平清盛が大改修し、日宋貿易の拠点となった大輪田泊の近くにある清盛塚。墓所ではなく、供養塔のようだ。




何度も渡っていて、今日初めて気づいたが、大輪田橋の主柱には、何匹かのカタツムリのオブジェがへばりついている。上部には星座表のようなものも見える。大正時代の竣工のようだが、一体いつからカタツムリたちは、ここにいるのだろうか。



第2のスタンプポイントになる中央卸売市場。最近、大規模な建て替えが行われたところだ。何度もこの前を素通りはしたが、ビルのなかに入るのは初めて。今回のスタンプラリーでは、かつてスタンプポイントになったことの無さそうな場所を敢えて選んでいるように感じられて、とても有り難い。



市場の整備で、広大な空き地が出現した。NHK大河で平清盛が取り上げられた際には、ここに展示パビリオンやイベント会場が設営されていたりもしたが、間もなく大型ショッピングモールが建設されると聞いている。



西出町にある高田屋嘉兵衛の本店跡。淡路の百姓家に生まれながらも、自らの才覚と努力で、廻船業を興して巨万の財を築き、さらにはロシアとの外交においても重要な役割を果たした。もっと評価されてよい人物だと思う。司馬遼太郎の小説「菜の花の沖」に因んでか、前の道は「菜の花通り」と名づけられていた。




嘉兵衛本店の地から、数分歩くと、今度は、探偵・金田一耕助で有名な推理小説作家、横溝正史生誕地のモニュメントが現れた。同じ神戸出身の作家、陳舜臣が碑文を揮毫している。



第3のチェックポイントは、ハーバーランド内にある、こうべっこランド。これまた初めての訪問だ。子供たちの健全な育成を支援するため、音楽・料理・造形など様々な体験学習ができる施設となっている。



最後のスタンプポイント、新神戸駅に向かう途中、湊川神社に立ち寄る。境内の片隅に楠木正成の墓所がある。墓石には「嗚呼忠臣楠氏之墓」とある。



楠木正成の墓碑銘の八文字は、徳川光圀の筆によるもの。楠木正成の墓所の脇には、浮世離れした仙人風の光圀の像が建てられている。最近、人の好いご老公とは真逆の、剛毅で苛烈な光圀を冲方丁の小説で読んだものだから、光圀の実態は益々訳が判らなくなってきた。

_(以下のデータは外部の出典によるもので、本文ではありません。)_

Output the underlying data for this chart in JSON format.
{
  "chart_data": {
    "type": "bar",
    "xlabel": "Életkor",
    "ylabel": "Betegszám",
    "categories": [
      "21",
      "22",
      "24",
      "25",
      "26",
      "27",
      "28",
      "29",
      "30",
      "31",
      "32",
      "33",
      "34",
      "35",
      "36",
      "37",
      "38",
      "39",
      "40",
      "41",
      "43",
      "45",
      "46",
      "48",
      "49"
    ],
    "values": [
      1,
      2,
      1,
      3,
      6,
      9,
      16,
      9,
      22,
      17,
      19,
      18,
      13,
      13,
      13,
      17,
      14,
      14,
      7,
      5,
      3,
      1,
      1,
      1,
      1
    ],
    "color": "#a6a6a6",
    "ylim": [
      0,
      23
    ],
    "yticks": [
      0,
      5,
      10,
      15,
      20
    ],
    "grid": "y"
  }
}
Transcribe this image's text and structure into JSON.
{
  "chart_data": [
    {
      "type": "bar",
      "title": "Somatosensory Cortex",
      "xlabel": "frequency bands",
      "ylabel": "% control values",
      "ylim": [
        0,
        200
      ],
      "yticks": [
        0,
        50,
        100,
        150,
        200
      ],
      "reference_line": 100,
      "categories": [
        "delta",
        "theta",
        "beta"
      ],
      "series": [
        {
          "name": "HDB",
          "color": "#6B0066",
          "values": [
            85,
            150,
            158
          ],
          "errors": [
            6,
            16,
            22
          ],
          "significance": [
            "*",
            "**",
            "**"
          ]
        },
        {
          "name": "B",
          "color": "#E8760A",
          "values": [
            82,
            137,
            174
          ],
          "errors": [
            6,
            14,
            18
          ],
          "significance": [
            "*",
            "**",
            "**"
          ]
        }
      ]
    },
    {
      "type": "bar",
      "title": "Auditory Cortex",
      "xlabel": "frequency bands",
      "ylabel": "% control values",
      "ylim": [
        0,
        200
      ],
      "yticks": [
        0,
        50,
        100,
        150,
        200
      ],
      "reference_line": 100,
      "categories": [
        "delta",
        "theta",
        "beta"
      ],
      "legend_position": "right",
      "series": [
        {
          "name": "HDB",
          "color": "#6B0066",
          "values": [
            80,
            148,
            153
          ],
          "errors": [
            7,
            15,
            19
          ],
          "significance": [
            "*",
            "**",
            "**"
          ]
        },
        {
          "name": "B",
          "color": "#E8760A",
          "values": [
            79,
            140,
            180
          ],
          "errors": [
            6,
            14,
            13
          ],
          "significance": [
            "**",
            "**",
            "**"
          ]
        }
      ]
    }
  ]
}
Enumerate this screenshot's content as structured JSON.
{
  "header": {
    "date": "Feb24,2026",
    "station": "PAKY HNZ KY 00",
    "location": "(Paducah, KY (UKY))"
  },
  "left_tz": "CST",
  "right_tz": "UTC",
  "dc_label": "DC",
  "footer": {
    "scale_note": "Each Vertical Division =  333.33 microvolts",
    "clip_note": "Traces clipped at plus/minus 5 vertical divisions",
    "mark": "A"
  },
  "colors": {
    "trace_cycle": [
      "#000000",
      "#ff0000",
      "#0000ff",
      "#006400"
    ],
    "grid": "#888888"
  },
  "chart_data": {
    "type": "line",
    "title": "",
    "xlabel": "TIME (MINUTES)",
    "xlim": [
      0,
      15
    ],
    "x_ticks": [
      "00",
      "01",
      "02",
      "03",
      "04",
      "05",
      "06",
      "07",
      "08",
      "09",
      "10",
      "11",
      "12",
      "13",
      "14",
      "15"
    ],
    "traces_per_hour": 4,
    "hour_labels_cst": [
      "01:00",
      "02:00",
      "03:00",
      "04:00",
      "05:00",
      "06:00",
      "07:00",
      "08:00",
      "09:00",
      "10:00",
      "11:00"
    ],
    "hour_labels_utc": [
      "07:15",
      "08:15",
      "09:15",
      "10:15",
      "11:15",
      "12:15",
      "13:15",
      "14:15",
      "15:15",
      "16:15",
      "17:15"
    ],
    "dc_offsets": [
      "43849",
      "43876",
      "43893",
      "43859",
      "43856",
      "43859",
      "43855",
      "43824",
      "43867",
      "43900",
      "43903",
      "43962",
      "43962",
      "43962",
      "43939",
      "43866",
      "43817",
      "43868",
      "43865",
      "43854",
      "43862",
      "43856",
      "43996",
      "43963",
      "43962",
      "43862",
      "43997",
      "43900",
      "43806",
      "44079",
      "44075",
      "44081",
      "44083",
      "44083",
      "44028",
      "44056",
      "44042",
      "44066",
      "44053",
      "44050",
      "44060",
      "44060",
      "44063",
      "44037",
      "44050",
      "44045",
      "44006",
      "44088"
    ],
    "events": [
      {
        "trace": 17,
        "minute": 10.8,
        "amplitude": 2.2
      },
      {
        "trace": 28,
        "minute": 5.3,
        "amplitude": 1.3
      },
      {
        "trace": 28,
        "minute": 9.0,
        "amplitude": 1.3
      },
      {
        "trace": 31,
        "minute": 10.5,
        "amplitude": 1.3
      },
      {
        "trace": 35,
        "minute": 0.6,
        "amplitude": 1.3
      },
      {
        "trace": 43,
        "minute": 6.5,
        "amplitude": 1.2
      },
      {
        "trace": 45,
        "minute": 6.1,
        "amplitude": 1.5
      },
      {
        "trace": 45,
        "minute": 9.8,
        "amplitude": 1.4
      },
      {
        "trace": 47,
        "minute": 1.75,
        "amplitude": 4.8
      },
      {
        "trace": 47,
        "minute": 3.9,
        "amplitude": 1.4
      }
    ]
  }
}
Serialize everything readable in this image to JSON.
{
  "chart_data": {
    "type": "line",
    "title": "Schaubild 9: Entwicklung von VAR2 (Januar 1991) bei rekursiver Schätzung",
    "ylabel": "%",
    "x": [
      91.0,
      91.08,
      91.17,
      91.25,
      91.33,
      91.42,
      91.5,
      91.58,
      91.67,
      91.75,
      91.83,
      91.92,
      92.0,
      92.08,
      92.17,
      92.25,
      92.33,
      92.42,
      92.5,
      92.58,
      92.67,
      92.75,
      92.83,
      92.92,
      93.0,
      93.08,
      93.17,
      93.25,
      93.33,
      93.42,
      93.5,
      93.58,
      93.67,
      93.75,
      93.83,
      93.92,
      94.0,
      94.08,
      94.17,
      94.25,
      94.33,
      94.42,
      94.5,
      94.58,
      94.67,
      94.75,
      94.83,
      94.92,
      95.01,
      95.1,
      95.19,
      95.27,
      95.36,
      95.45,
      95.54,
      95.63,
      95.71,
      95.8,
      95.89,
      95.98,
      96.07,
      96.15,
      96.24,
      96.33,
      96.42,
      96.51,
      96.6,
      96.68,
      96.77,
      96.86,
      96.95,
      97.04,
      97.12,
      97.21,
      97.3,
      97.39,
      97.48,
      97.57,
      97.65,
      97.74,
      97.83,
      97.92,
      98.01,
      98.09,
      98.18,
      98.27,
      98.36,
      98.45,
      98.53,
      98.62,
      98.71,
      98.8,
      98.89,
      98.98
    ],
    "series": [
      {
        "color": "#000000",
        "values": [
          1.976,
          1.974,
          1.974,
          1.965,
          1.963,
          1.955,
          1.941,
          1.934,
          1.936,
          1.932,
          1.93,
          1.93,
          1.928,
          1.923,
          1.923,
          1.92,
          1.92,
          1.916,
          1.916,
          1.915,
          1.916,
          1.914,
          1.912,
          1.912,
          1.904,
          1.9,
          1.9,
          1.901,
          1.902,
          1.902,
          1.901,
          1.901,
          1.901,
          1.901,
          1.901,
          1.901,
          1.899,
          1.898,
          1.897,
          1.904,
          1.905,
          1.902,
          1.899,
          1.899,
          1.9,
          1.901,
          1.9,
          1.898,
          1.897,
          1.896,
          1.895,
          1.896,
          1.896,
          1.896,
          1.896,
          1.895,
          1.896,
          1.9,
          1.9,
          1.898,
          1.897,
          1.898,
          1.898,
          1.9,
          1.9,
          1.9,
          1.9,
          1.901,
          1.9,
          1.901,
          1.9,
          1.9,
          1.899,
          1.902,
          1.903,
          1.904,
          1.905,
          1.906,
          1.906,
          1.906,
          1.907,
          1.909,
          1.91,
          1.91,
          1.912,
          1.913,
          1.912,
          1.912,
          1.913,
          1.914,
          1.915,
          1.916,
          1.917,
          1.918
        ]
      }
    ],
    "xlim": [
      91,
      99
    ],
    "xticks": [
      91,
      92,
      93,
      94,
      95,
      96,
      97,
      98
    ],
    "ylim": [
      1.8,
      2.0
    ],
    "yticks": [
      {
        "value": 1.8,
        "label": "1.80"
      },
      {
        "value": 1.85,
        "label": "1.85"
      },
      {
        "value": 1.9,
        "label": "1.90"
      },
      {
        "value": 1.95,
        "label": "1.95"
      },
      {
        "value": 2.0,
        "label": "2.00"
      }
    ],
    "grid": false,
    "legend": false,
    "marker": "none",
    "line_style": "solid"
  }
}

新神戸に向かう頃には、雨も降りだしたが、無事ゴール。



あらためて新幹線の新神戸駅を見ると、ホントに山の際だ。新幹線では、ずっとトンネルを走り続けて、新神戸を出ると、すぐまたトンネルだ。ここしかない、というところに新幹線駅が設置されたという気がする。



スタンプは4つ。繰り返しになるが、台紙が賑やかなのだから、スタンプは、しっかりと黒一色で締めてもらいたかった。



三宮の地下鉄サービスコーナーで、スタンプコンプリートのご褒美として、クレヨンしんちゃんのシールセットを頂戴する。運が良ければ、抽選でもう少しいいものを貰えるようだ。



本日の歩行軌跡。歩行距離は12km強。